Machine Learning Vision Techniques for Nondestructive Evaluation
26 Mar 2019
Limiting the human error factor of phased array testing data analysis
Nondestructive evaluation (NDE) has progressively required a higher level of automatization to be able to handle the amounts of data generated with modern data acquisition systems. Data analysis, especially the detection and classification of defects and faults, has traditionally relied on the skills of experts and typically requires many hours of manual labor to get reliable results. As computer power has increased, many classification machine learning vision algorithms have become available to speed up this time-consuming process. These algorithms reduce errors and misclassifications due to human error. Intertek offers an automatic defect recognition system methodology for NDE data using artificial neural networks/deep learning and similar algorithms for pattern recognition-based automated-signal classification. This system is capable of training models using Intertek's own (and other) databases on NDE data. This approach can lead to improved efficiency and higher reliability of detection when analyzing large amounts of sensing, monitoring, and NDE data that will be beneficial to all users when reducing the tedious work required on traditional techniques applied in the NDE field.
Intertek has proven experience with advanced analytics using large amounts of data in numerous projects, including power plant monitoring data.
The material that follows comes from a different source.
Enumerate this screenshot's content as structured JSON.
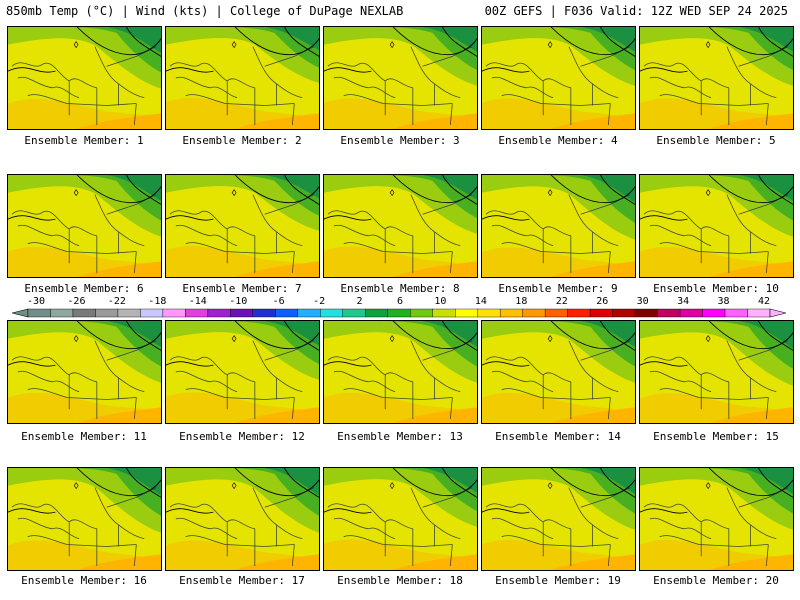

Our group has used data analytics and machine learning to show the impact of cycling data on dissimilar metal weld joint failures in recent work.
Intertek's AwareTM platform is an inspection data management software that is currently tracking inspection data for piping, pressure vessels, turbines, boilers, etc. for more than 800 power plant units. This program includes risk-based inspection tools, corrosion monitoring, half-life calculations, inspection scheduling, and turnaround planning widgets to create recommendations and repair tracking systems. Aware has recently merged with Intertek's INGRID, a web-based analytical platform that utilizes the latest in data manipulation technology and features the most recent benchmarking algorithms to provide valuable insights into asset performance, efficiency, and reliability metrics.
Intertek's approach is split in several phases.
- Phase 1 will require the collection of large amounts of NDE data from different sources. The data will require cleaning and will have to be formatted for its use in standardized environments.
- Phase 2 deliverables will include a survey and case studies on several machine learning and artificial intelligence techniques applied to NDE generated data in Phase 1. These techniques will be initially supervised methods and algorithms that comprise feature extraction, outlier detection, dimensionality reduction, and multi-parameter classification on training sets that are labeled from previous works as pretrained models. The objective of this phase is to create an overview of all machine learning vision techniques and artificial intelligence algorithms applicable to NDE testing. Figure 1 shows an example for a Neural Networks classification process for the evaluation of ultrasonic phased array testing (PAUT) indications. This classification scheme can also be applied to other NDE techniques.
- Phase 3 will require adaptation of these techniques and any other existing machine vision techniques to the features generated during Phase 2. During this stage, we will use the output of Phase 2 to improve the detection rates and reduce the noise level with the objective of generating a subset of non-supervised techniques that will allow the expansion of the application of a specific classification method on a specific fault to a broader spectrum of failure types. The proposed algorithms will have to incrementally learn from new information without forgetting previously acquired knowledge, and without requiring access to the original data. A new fault detection model must be capable of using new data that includes examples of previously unseen defects and be able to estimate the confidence in its own classification.
The goal of Asset Integrity Management (AIM) is to effectively manage corporate assets in order to gain maximum value, profitability and returns while safeguarding personnel, the community, and the environment. At Intertek our AIM team delivers trusted and innovative technical solutions that ensure the quality, safety and reliability of our clients' assets.
Dr. Gascón is a data scientist with expertise in evaluating large data sets from fossil and renewable energy power plants. He uses statistical analysis, mathematical modeling and machine learning techniques to generate predictive models to improve plant efficiency. Dr. Gascón earned a Ph.D. in Nuclear Physics developing detectors to study nuclear reactions. During a 2-year postdoc at Stanford and 3-year fellowship at Berkeley National Laboratory, he studied "How to improve the functionality of radiation detectors by applying extreme conditions and using novel techniques and materials," with the objective of increasing the sensitivity of these detectors for national defense applications. Dr. Gascón leverages his broad experience, programming skills and quantitative analytical background to solve a wide variety of problems involving large data sets in the power industry. He is the principal architect of Intertek's data analytics platform Ingrid. His current responsibilities include the development of COSTCOM®, a real-time cost analysis tool for power plant operations, WearMulti and OPCONTM, two multipurpose programs used in the nuclear industry. He also developed Windlife, a fully customizable web-application for wind farms featuring anomaly detection and remaining life estimation. Dr. Gascon has also developed programs and algorithms to predict the impact of the variability in power generation of renewable energy on the wear and tear of fossil fuel plants.